Schaltechnik
Aluträger machen Schule
Das alte Schulgebäude von Ammerbuch-Altingen in Baden-Württemberg war nicht mehr wirtschaftlich zu sanieren und wurde im Herbst 2019 abgerissen. Auf dem Gelände nach Plänen der Architektengemeinschaft Dasch Zürn + Partner die neue Grundschule mit Sporthalle. Zum Einsatz kamen unter anderem Deckenschalungen von Mayer Schaltechnik.

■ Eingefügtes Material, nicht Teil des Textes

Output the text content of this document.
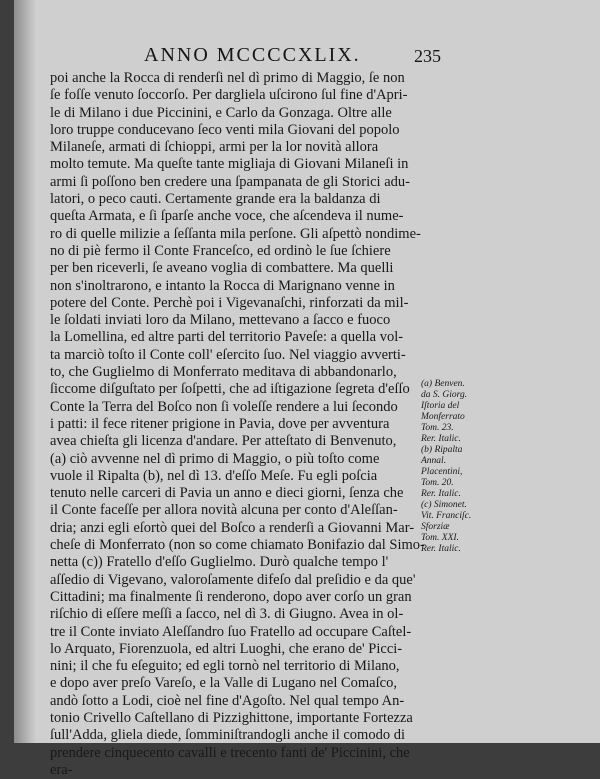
ANNO MCCCCXLIX.	235
poi anche la Rocca di renderſi nel dì primo di Maggio, ſe non
ſe foſſe venuto ſoccorſo. Per dargliela uſcirono ſul fine d'Apri-
le di Milano i due Piccinini, e Carlo da Gonzaga. Oltre alle
loro truppe conducevano ſeco venti mila Giovani del popolo
Milaneſe, armati di ſchioppi, armi per la lor novità allora
molto temute. Ma queſte tante migliaja di Giovani Milaneſi in
armi ſi poſſono ben credere una ſpampanata de gli Storici adu-
latori, o peco cauti. Certamente grande era la baldanza di
queſta Armata, e ſi ſparſe anche voce, che aſcendeva il nume-
ro di quelle milizie a ſeſſanta mila perſone. Gli aſpettò nondime-
no di piè fermo il Conte Franceſco, ed ordinò le ſue ſchiere
per ben riceverli, ſe aveano voglia di combattere. Ma quelli
non s'inoltrarono, e intanto la Rocca di Marignano venne in
potere del Conte. Perchè poi i Vigevanaſchi, rinforzati da mil-
le ſoldati inviati loro da Milano, mettevano a ſacco e fuoco
la Lomellina, ed altre parti del territorio Paveſe: a quella vol-
ta marciò toſto il Conte coll' eſercito ſuo. Nel viaggio avverti-
to, che Guglielmo di Monferrato meditava di abbandonarlo,
ſiccome diſguſtato per ſoſpetti, che ad iſtigazione ſegreta d'eſſo
Conte la Terra del Boſco non ſi voleſſe rendere a lui ſecondo
i patti: il fece ritener prigione in Pavia, dove per avventura
avea chieſta gli licenza d'andare. Per atteſtato di Benvenuto,
(a) ciò avvenne nel dì primo di Maggio, o più toſto come
vuole il Ripalta (b), nel dì 13. d'eſſo Meſe. Fu egli poſcia
tenuto nelle carceri di Pavia un anno e dieci giorni, ſenza che
il Conte faceſſe per allora novità alcuna per conto d'Aleſſan-
dria; anzi egli eſortò quei del Boſco a renderſi a Giovanni Mar-
cheſe di Monferrato (non so come chiamato Bonifazio dal Simo-
netta (c)) Fratello d'eſſo Guglielmo. Durò qualche tempo l'
aſſedio di Vigevano, valoroſamente difeſo dal preſidio e da que'
Cittadini; ma finalmente ſi renderono, dopo aver corſo un gran
riſchio di eſſere meſſi a ſacco, nel dì 3. di Giugno. Avea in ol-
tre il Conte inviato Aleſſandro ſuo Fratello ad occupare Caſtel-
lo Arquato, Fiorenzuola, ed altri Luoghi, che erano de' Picci-
nini; il che fu eſeguito; ed egli tornò nel territorio di Milano,
e dopo aver preſo Vareſo, e la Valle di Lugano nel Comaſco,
andò ſotto a Lodi, cioè nel fine d'Agoſto. Nel qual tempo An-
tonio Crivello Caſtellano di Pizzighittone, importante Fortezza
ſull'Adda, gliela diede, ſomminiſtrandogli anche il comodo di
prendere cinquecento cavalli e trecento fanti de' Piccinini, che
era-
(a) Benven.
da S. Giorg.
Iſtoria del
Monferrato
Tom. 23.
Rer. Italic.
(b) Ripalta
Annal.
Placentini,
Tom. 20.
Rer. Italic.
(c) Simonet.
Vit. Franciſc.
Sforziæ
Tom. XXI.
Rer. Italic.
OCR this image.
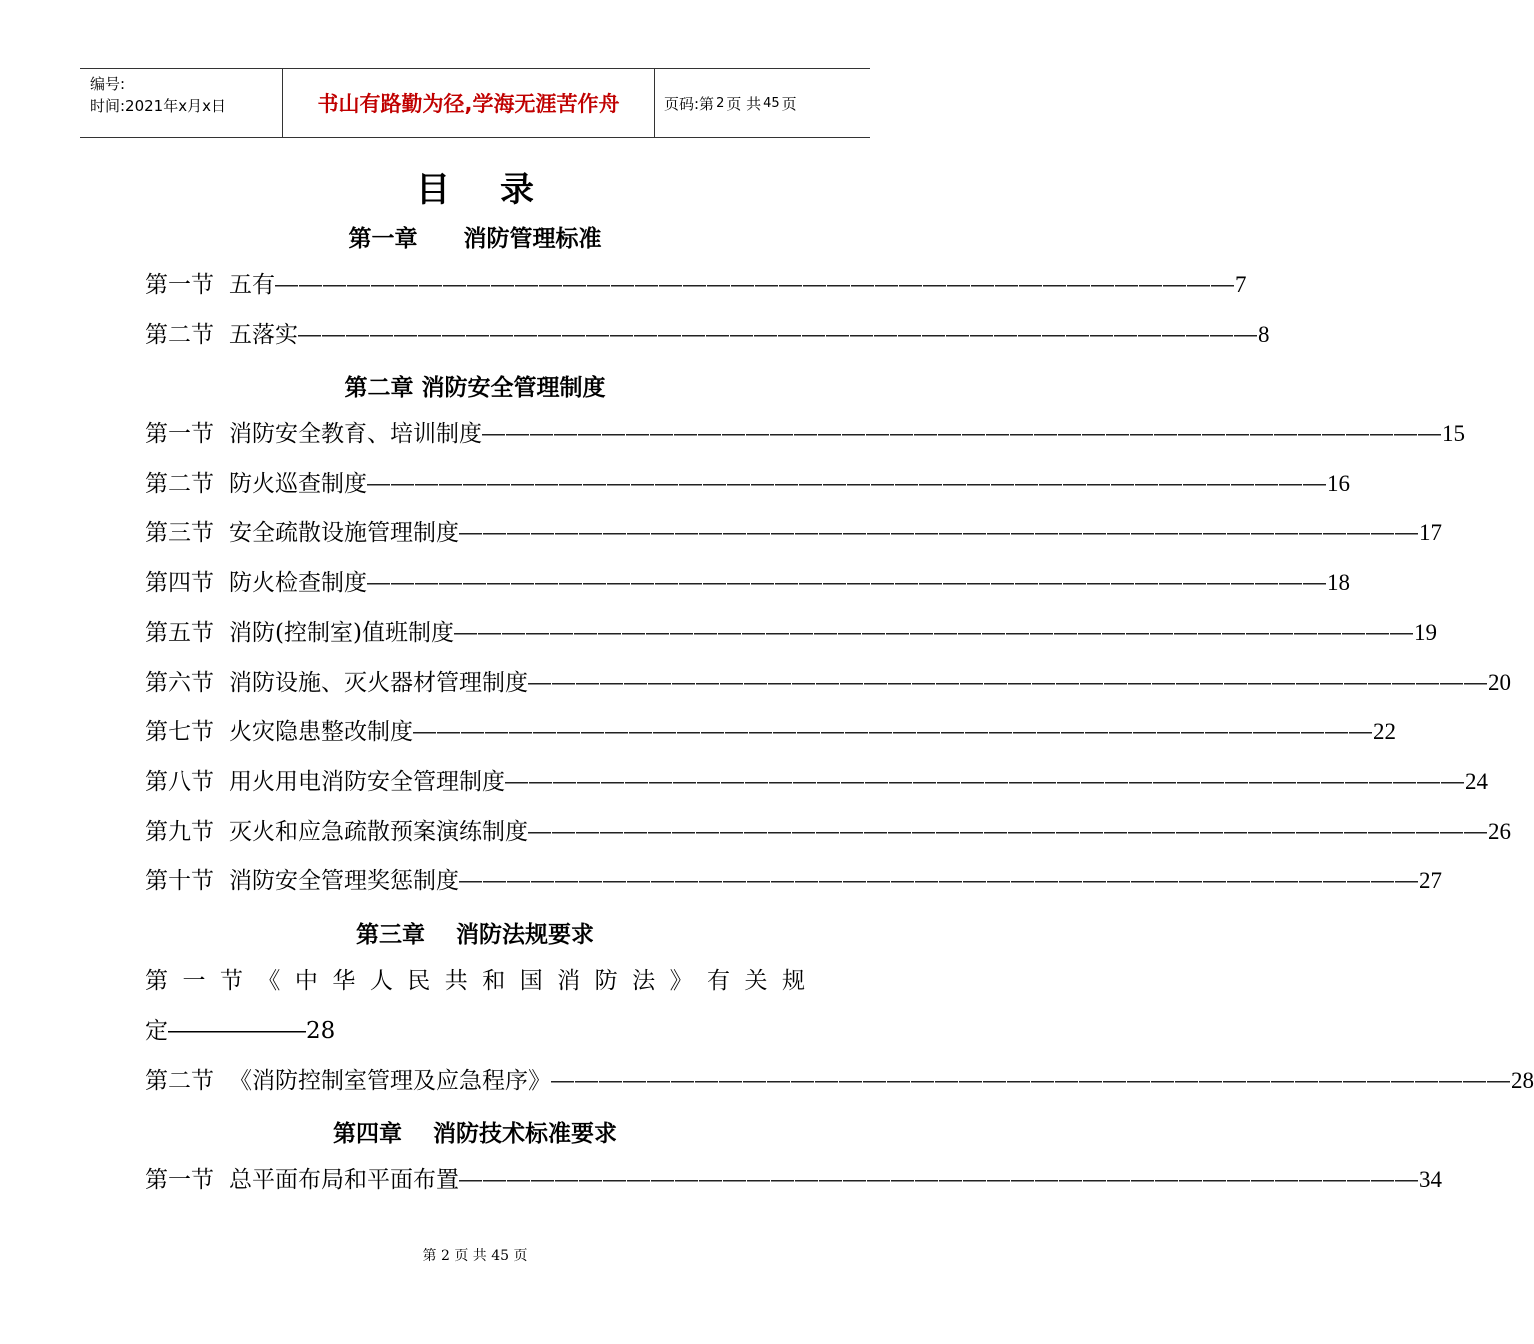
编号:
时间:2021年x月x日	书山有路勤为径,学海无涯苦作舟	页码:第 2 页 共 45 页
目录
第一章　　消防管理标准
第一节 五有 ―――――――――――――――――――――――――――――――――――――――― 7
第二节 五落实 ―――――――――――――――――――――――――――――――――――――――― 8
第二章 消防安全管理制度
第一节 消防安全教育、培训制度 ―――――――――――――――――――――――――――――――――――――――― 15
第二节 防火巡查制度 ―――――――――――――――――――――――――――――――――――――――― 16
第三节 安全疏散设施管理制度 ―――――――――――――――――――――――――――――――――――――――― 17
第四节 防火检查制度 ―――――――――――――――――――――――――――――――――――――――― 18
第五节 消防(控制室)值班制度 ―――――――――――――――――――――――――――――――――――――――― 19
第六节 消防设施、灭火器材管理制度 ―――――――――――――――――――――――――――――――――――――――― 20
第七节 火灾隐患整改制度 ―――――――――――――――――――――――――――――――――――――――― 22
第八节 用火用电消防安全管理制度 ―――――――――――――――――――――――――――――――――――――――― 24
第九节 灭火和应急疏散预案演练制度 ―――――――――――――――――――――――――――――――――――――――― 26
第十节 消防安全管理奖惩制度 ―――――――――――――――――――――――――――――――――――――――― 27
第三章　 消防法规要求
第 一 节 《 中 华 人 民 共 和 国 消 防 法 》 有 关 规
定――――――28
第二节 《消防控制室管理及应急程序》 ―――――――――――――――――――――――――――――――――――――――― 28
第四章　 消防技术标准要求
第一节 总平面布局和平面布置 ―――――――――――――――――――――――――――――――――――――――― 34
第 2 页 共 45 页
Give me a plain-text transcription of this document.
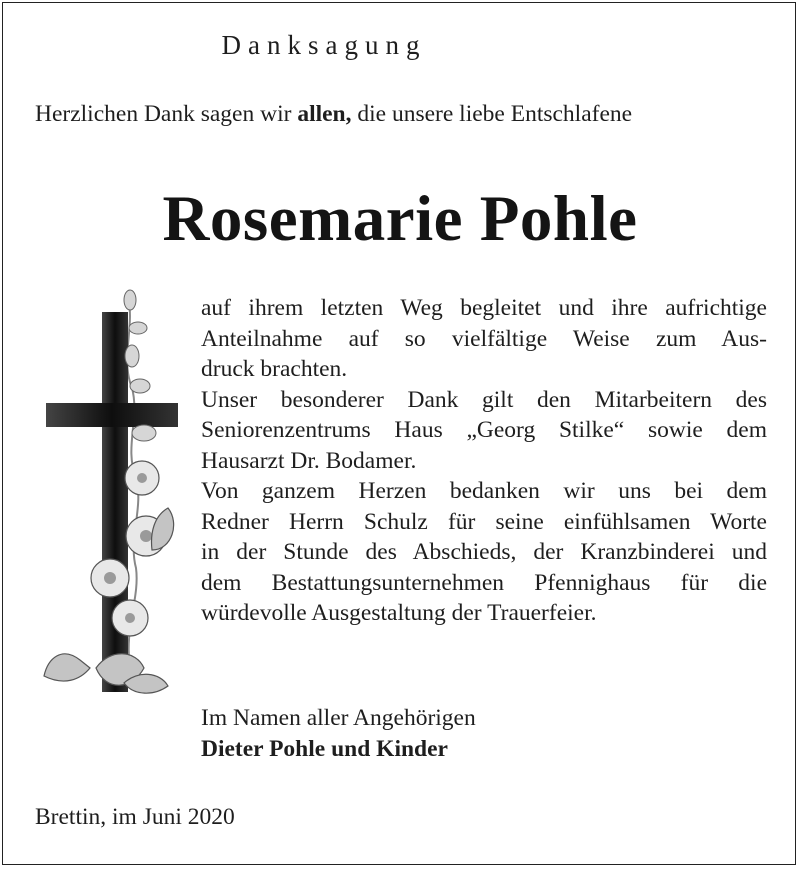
Danksagung
Herzlichen Dank sagen wir allen, die unsere liebe Entschlafene
Rosemarie Pohle
auf ihrem letzten Weg begleitet und ihre aufrichtige
Anteilnahme auf so vielfältige Weise zum Aus-
druck brachten.
Unser besonderer Dank gilt den Mitarbeitern des
Seniorenzentrums Haus „Georg Stilke“ sowie dem
Hausarzt Dr. Bodamer.
Von ganzem Herzen bedanken wir uns bei dem
Redner Herrn Schulz für seine einfühlsamen Worte
in der Stunde des Abschieds, der Kranzbinderei und
dem Bestattungsunternehmen Pfennighaus für die
würdevolle Ausgestaltung der Trauerfeier.
Im Namen aller Angehörigen
Dieter Pohle und Kinder
Brettin, im Juni 2020
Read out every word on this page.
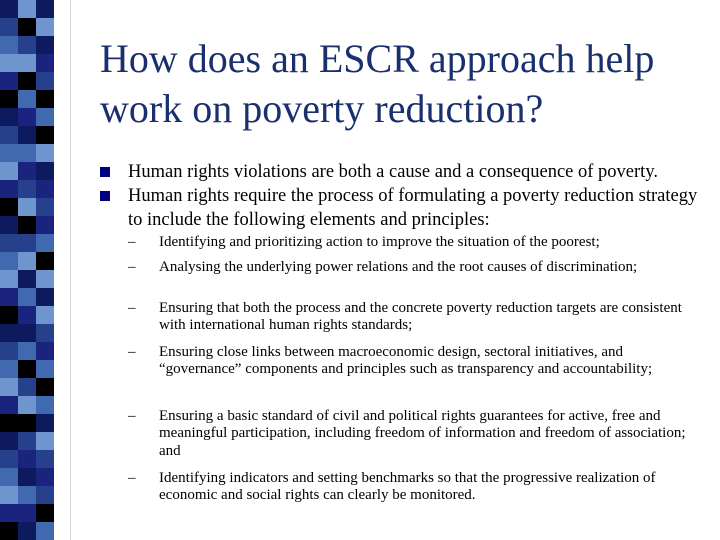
How does an ESCR approach help work on poverty reduction?
Human rights violations are both a cause and a consequence of poverty.
Human rights require the process of formulating a poverty reduction strategy to include the following elements and principles:
–	Identifying and prioritizing action to improve the situation of the poorest;
–	Analysing the underlying power relations and the root causes of discrimination;
–	Ensuring that both the process and the concrete poverty reduction targets are consistent with international human rights standards;
–	Ensuring close links between macroeconomic design, sectoral initiatives, and “governance” components and principles such as transparency and accountability;
–	Ensuring a basic standard of civil and political rights guarantees for active, free and meaningful participation, including freedom of information and freedom of association; and
–	Identifying indicators and setting benchmarks so that the progressive realization of economic and social rights can clearly be monitored.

Das neue Gebäude: ein zweigeschossiger Bau mit knapp 10.000 Quadratmeter Bruttofläche, Investitionssumme rund 15 Millionen-Euro. Die vier ineinander verschränkten Baukörper mit den Klassen- und Fachräumen sind um Lichthöfe gruppiert, im mittleren Gebäude befinden sich die Aula mit einem repräsentativen Treppenaufgang, dahinter die als Mehrzweckraum nutzbare Sporthalle. Der Bezug ist zu Beginn des Schuljahres 2021/2022 vorgesehen.
Alu statt Holz
Den mit rund zweieinhalb Millionen Euro veranschlagten Rohbau hatte die Bauunternehmung Edbauer & Dormeyer aus Haigerloch-Gruol, nach rund acht Monaten Bauzeit bereits im Oktober abgeschlossen: 15.000 Kubikmeter umbauter Raum, gebildet von rund 2800 Wänden in Ortbeton und fast 3000 Quadratmeter Decken zwischen 25 und 40 cm Dicke sind eine respektable Leistung für das familiengeführte Bauunternehmen mit 20 Mitarbeitern. Bei der klassischen Flex-Deckenschalung über den 3,4 bis 4,2 Meter hohen Räumen gab es ein ungewöhnliches Ausführungsdetail: Statt wie üblich die Joche aus herkömmlichen H20-Holzträgern zu stellen, legen die Bauunternehmer Minimax Träger von Mayer auf die Stützen auf. Mayer Schaltechnik hatte diese teleskopierbaren Aluträger ursprünglich zur wirtschaftlichen Unterstützung von Filigrandecken entwickelt, wo sie wegen ihrer deutlich höheren Tragfähigkeit gegenüber Holzträgern die erforderliche Stützenzahl erheblich reduzieren – in den meisten Fällen braucht man nur noch die Hälfte.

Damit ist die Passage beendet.